Richard Feynman was born on May 11, 1918 in Brooklyn to Lucille and Melville Feynman. Since childhood he was known for his fascination towards science and puzzles. 

He almost reinvented everything that he studied. While in school at Far Rockaway High School in Far Rockaway, New York, rather than learning trigonometry from the book, he reinvented all the formulas himself: he was quite successful. On his summer job he invented a new method for carrying many dishes at a time and to cut many beans at a time, however, not always in this was he successful. While working on the atom bomb at Los Alamos he figured out how to crack top-secret safes and just for amusement he took every opportunity to open them. 

He got his Bachelor of Science degree from MIT in 1939 and received his doctorate at Princeton University in 1942. 

In 1942 he got married to his childhood sweetheart, Arlene Greenbaum, who was suffering from fatal tuberculosis of lymphatic system. In 1945 she died in the hospital. Feynman could never really get over his grief of losing her. 

Later he married Mary Louise Bell that ended in divorce. In 1960 he married for the third time to Gweneth Howarth. This marriage is believed to be a happy relationship. He got a son out of this wedlock and adopted a daughter. 

Quantum theory of the electromagnetic field (of electricity and magnetism, and of the ripples in the field that are light and X-rays & radio waves) was a puzzle for the scientists when Richard Feynman was in college. Since great scientists of that period could not find a satisfying theory Feynman decided to simply ignore what they said and decided to proceed with his own research in the field. 

Years later he came up with new quantum theory (Quantum electrodynamics) which brought him a Nobel Prize for Physics in 1965. His theory has been proved to be the most accurate scientific theory created. 

Feynman was a born teacher. He felt that it was teaching that gave him a sense of achievement and growth. He felt stagnant when he was not teaching. He tried to bring everything to the freshman’s level. If he could not explain some subject at that level he would admit that he has not understood it. He was extremely honest and independent in his behavior.

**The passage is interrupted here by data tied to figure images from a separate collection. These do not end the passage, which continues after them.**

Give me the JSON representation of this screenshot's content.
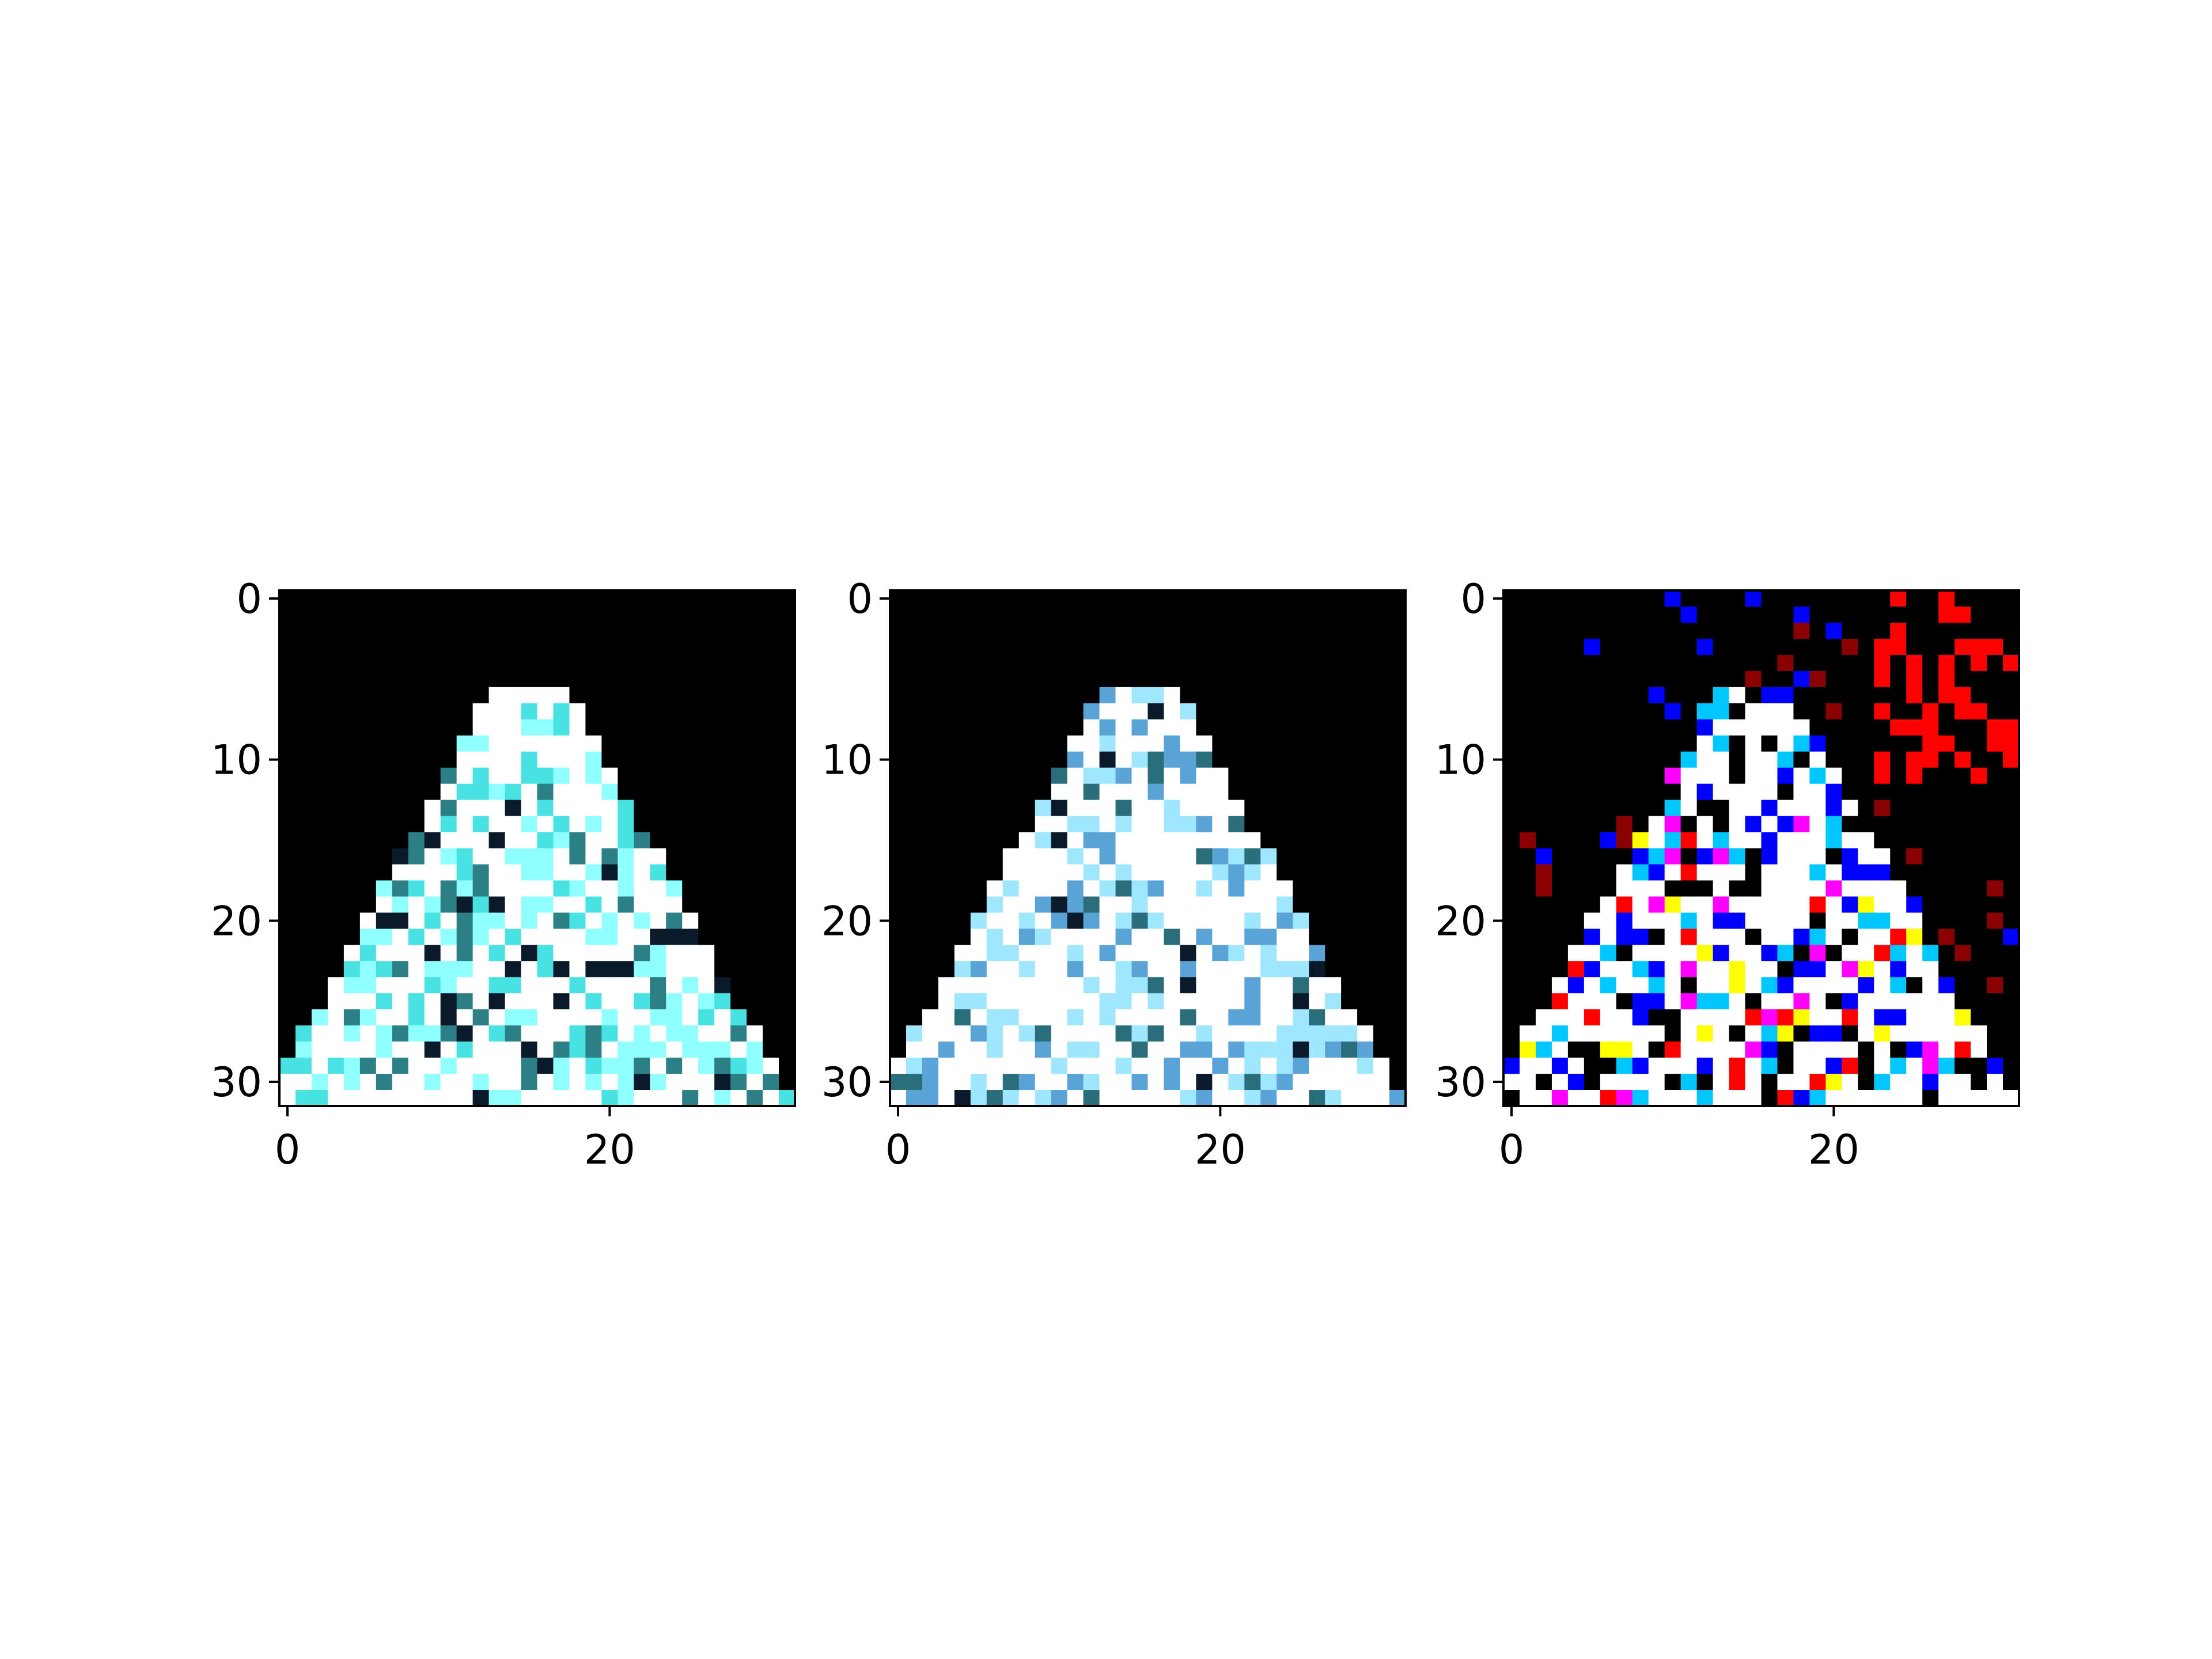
{
  "figure": {
    "background": "#ffffff",
    "panels": [
      {
        "id": "panel-1",
        "description_style": "cyan-white blurred image",
        "xticks": [
          {
            "value": 0,
            "label": "0"
          },
          {
            "value": 20,
            "label": "20"
          }
        ],
        "yticks": [
          {
            "value": 0,
            "label": "0"
          },
          {
            "value": 10,
            "label": "10"
          },
          {
            "value": 20,
            "label": "20"
          },
          {
            "value": 30,
            "label": "30"
          }
        ],
        "pixel_grid": 32,
        "colors": [
          "#000000",
          "#ffffff",
          "#8fffff",
          "#49e2e2",
          "#2d7f86",
          "#0b1a2b"
        ]
      },
      {
        "id": "panel-2",
        "description_style": "blue-white smoother image",
        "xticks": [
          {
            "value": 0,
            "label": "0"
          },
          {
            "value": 20,
            "label": "20"
          }
        ],
        "yticks": [
          {
            "value": 0,
            "label": "0"
          },
          {
            "value": 10,
            "label": "10"
          },
          {
            "value": 20,
            "label": "20"
          },
          {
            "value": 30,
            "label": "30"
          }
        ],
        "pixel_grid": 32,
        "colors": [
          "#000000",
          "#ffffff",
          "#9fe7ff",
          "#5aa3d6",
          "#2b6e7b",
          "#0a1a2b"
        ]
      },
      {
        "id": "panel-3",
        "description_style": "high-contrast colored noise image",
        "xticks": [
          {
            "value": 0,
            "label": "0"
          },
          {
            "value": 20,
            "label": "20"
          }
        ],
        "yticks": [
          {
            "value": 0,
            "label": "0"
          },
          {
            "value": 10,
            "label": "10"
          },
          {
            "value": 20,
            "label": "20"
          },
          {
            "value": 30,
            "label": "30"
          }
        ],
        "pixel_grid": 32,
        "colors": [
          "#000000",
          "#ffffff",
          "#ff0000",
          "#0000ff",
          "#00c8ff",
          "#ff00ff",
          "#ffff00",
          "#8b0000"
        ]
      }
    ]
  }
}
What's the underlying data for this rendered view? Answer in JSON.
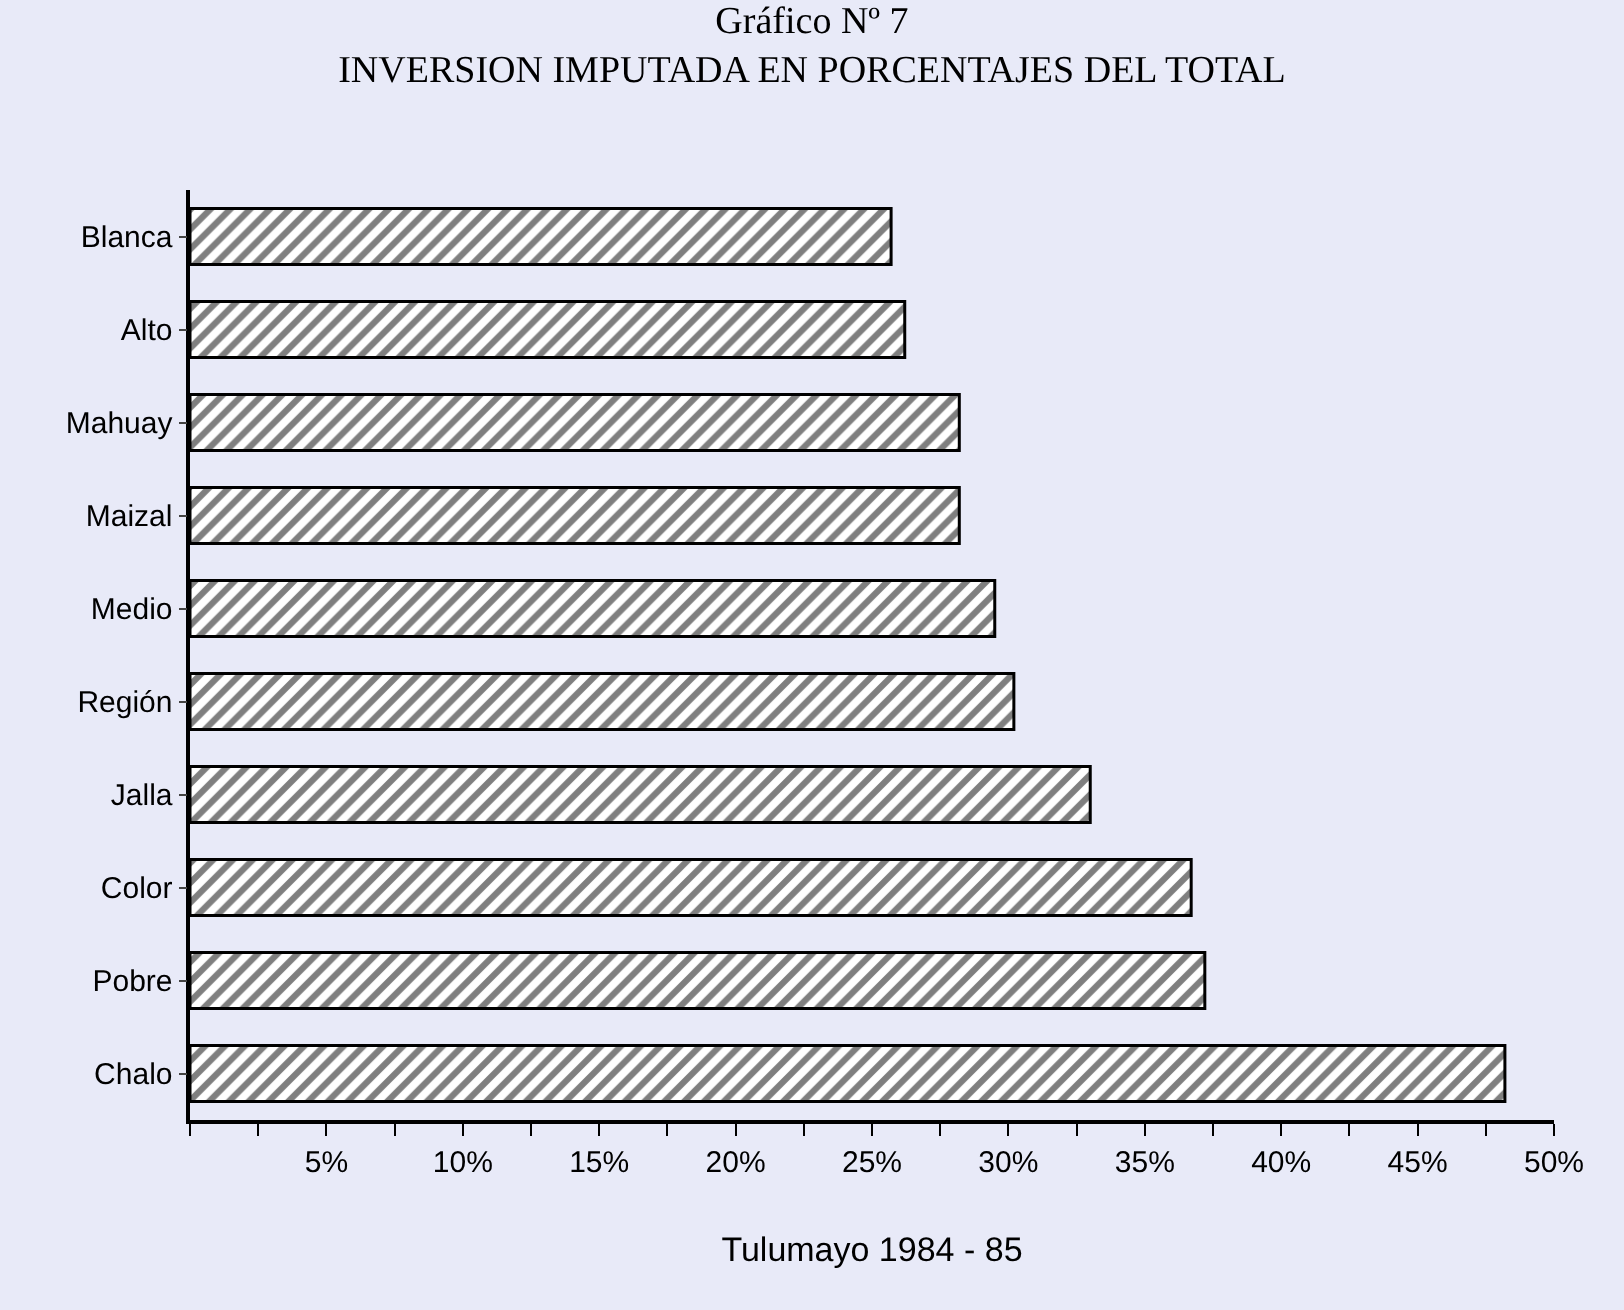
{
  "chart_data": {
    "type": "bar",
    "orientation": "horizontal",
    "title": "Gráfico Nº 7",
    "subtitle": "INVERSION IMPUTADA EN PORCENTAJES DEL TOTAL",
    "xlabel": "Tulumayo 1984 - 85",
    "categories": [
      "Blanca",
      "Alto",
      "Mahuay",
      "Maizal",
      "Medio",
      "Región",
      "Jalla",
      "Color",
      "Pobre",
      "Chalo"
    ],
    "values": [
      25.7,
      26.2,
      28.2,
      28.2,
      29.5,
      30.2,
      33,
      36.7,
      37.2,
      48.2
    ],
    "color": "#000000",
    "xlim": [
      0,
      50
    ],
    "xticks": [
      {
        "value": 0,
        "label": null
      },
      {
        "value": 2.5,
        "label": null
      },
      {
        "value": 5,
        "label": "5%"
      },
      {
        "value": 7.5,
        "label": null
      },
      {
        "value": 10,
        "label": "10%"
      },
      {
        "value": 12.5,
        "label": null
      },
      {
        "value": 15,
        "label": "15%"
      },
      {
        "value": 17.5,
        "label": null
      },
      {
        "value": 20,
        "label": "20%"
      },
      {
        "value": 22.5,
        "label": null
      },
      {
        "value": 25,
        "label": "25%"
      },
      {
        "value": 27.5,
        "label": null
      },
      {
        "value": 30,
        "label": "30%"
      },
      {
        "value": 32.5,
        "label": null
      },
      {
        "value": 35,
        "label": "35%"
      },
      {
        "value": 37.5,
        "label": null
      },
      {
        "value": 40,
        "label": "40%"
      },
      {
        "value": 42.5,
        "label": null
      },
      {
        "value": 45,
        "label": "45%"
      },
      {
        "value": 47.5,
        "label": null
      },
      {
        "value": 50,
        "label": "50%"
      }
    ],
    "grid": false,
    "legend": false
  }
}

He enjoyed being with undergraduate students. 

In his attempt to revive the Cal-tech physics syllabus for freshmen he produced three valuable books in a series called “Feynman’s lectures on Physics.” By now they have become classics. In those lectures he recreated almost everything in physics. 

In 1986 he was appointed to the committee investigating the explosion of the space shuttle ‘Challenger’. That was the real test of his independence. Away from bureaucracy he pursued his investigation in his own way and finally identified the problem. The night before the shuttle took off it was so cold that the ice was built up on the shuttle. He showed publicly how rubber loses all its resilience when dropped in iced water, which was self-explanatory. 

The mathematician, Mark Kac, referred him to as a magician. Feynman perhaps was the most famous scientist in his time. His books, his services right from developing an atom bomb to probing into Challenger mystery made him quite popular among people. Yet this showmanship was just an act. In reality he was a very private person who described his Nobel Prize as a pain in the neck as it gave him enormous publicity that started interfering with his research life. 

He was always admired for his wit, intelligence, independence and a never-ending curiosity. He was never satisfied with what he knew and always continued to question science. His curiosity was not restricted to science only. Anything that puzzled him became a challenge to be solved for him. 

He was not at all possessive towards his research findings. When he discovered that a young colleague has come with some work, which he had done long before but never published, he allowed him to take the credit for the research. Yet he could be insensitive and cruel to those who would fall below his expectations. He would insult anything that was non-scientific. He would also tease visiting lecturers. At times he was clownish and boasting. For many undergraduates he was a fun but his colleagues had mixed reactions about him. Although no one had a doubt about his extraordinary understanding of physics he was often referred to as half genius and half baffoon. 

Until two weeks before his death he continued to lecture in California Institute of Technology. His last lecture was on curved space-time. Feynman died in 1988 after a decade long battle with cancer.